Dato il declino demografico pressoché inarrestabile, l’Europa è destinata a diventare sempre più dipendente dai lavoratori stranieri per colmare le mancanze del mercato del lavoro e preservare la propria competitività. L’Africa, in particolare, è stata identifica come fornitrice principale di manodopera. Il Patto Europeo sulla Migrazione [https://ec.europa.eu/commission/presscorner/detail/it/IP_20_1706], pubblicato alla fine del 2020, pur se criticato dalle organizzazioni della società civile per la scelta di continuare a dare priorità alla prevenzione degli arrivi e all’organizzazione dei ritorni e respingimenti, include alcune revisioni ai programmi di migrazione per lavoratori qualificati e tratteggia (seppur in modo ancora vago) la creazione di Talent Pool e Talent Partnership per attrarre questo tipo di manodopera.

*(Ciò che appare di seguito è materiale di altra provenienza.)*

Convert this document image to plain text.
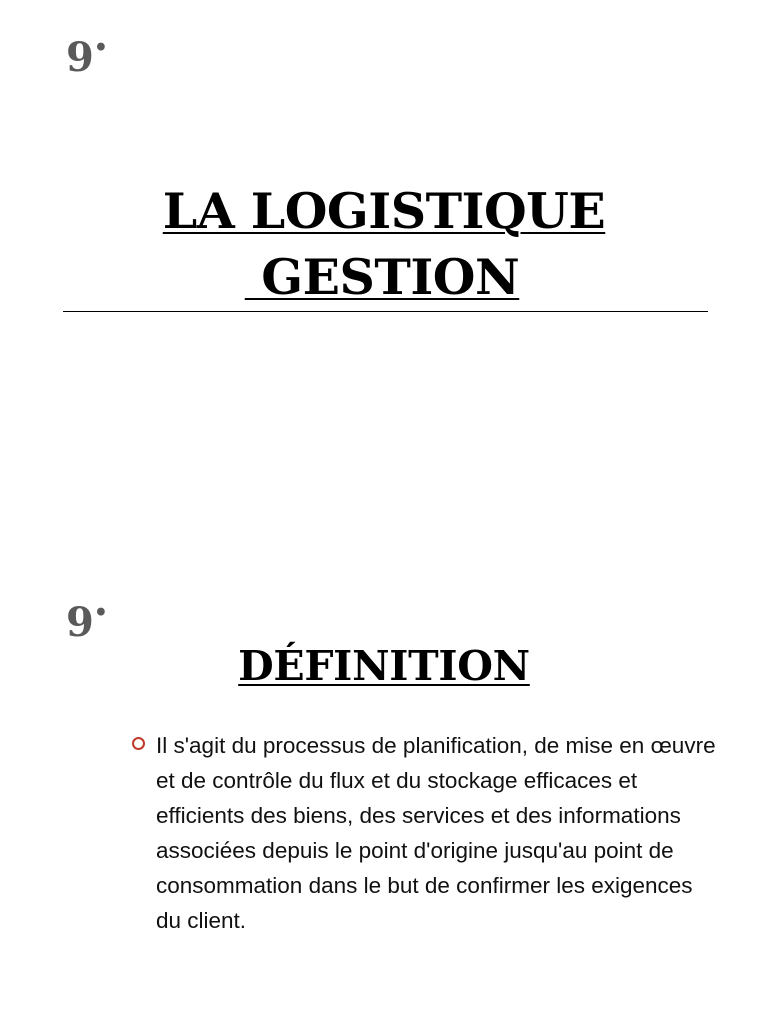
9•
LA LOGISTIQUE
GESTION
9•
DÉFINITION
Il s'agit du processus de planification, de mise en œuvre et de contrôle du flux et du stockage efficaces et efficients des biens, des services et des informations associées depuis le point d'origine jusqu'au point de consommation dans le but de confirmer les exigences du client.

Queste iniziative sembrerebbero proseguire nel solco della Mobility Partnership Facility [https://ec.europa.eu/home-affairs/what-we-do/policies/international-affairs/global-approach-to-migration/mobility-partnership-facility_en] con cui singoli paesi europei possono creare accordi bilaterali di cooperazione con paesi esteri e acquisire professionisti di medio livello [https://www.cgdev.org/blog/eu-migration-pact-putting-talent-partnerships-practice]. Ulteriori passi in questa direzione sono previsti anche dall’Agenda 2030. Diversi obiettivi di sviluppo sostenibile [https://sdgs.un.org/goals] – i cosiddetti SDG (sustainable development goals) – fanno riferimento alla migrazione, prevedendo misure per facilitare la mobilità umana regolare (10), ridurre il lavoro precario e porre fine allo sfruttamento (8), e incrementare il sostegno ai paesi in via di sviluppo che vogliano avviare azioni di capacity building (17). 

Tuttavia, queste proposte hanno scopi limitati e non sembrano concentrarsi sull’impatto della migrazione su settori quali la sanità, la convivenza urbana, la protezione sociale, la cittadinanza, il genere, né tengono conto delle enormi differenze in termini demografici, di competenze professionali, di accoglienza etc, tra paesi di origine e paesi di destinazione della migrazione. Per ultimo, le iniziative menzionate sembrano riguardare solo persone qualificate, e non i lavoratori privi di qualifiche e conoscenze. Quale sarà il posto di questi ultimi nel nuovo framework europeo sulla migrazione che cerca un nuovo equilibrio tra responsabilità e solidarietà?

La prossima edizione della International School on Migration [https://www.migrationschool.eu/] affronterà questi interrogativi, esplorando possibili soluzioni per fare in modo che la transizione ecologica non lasci nessuno indietro.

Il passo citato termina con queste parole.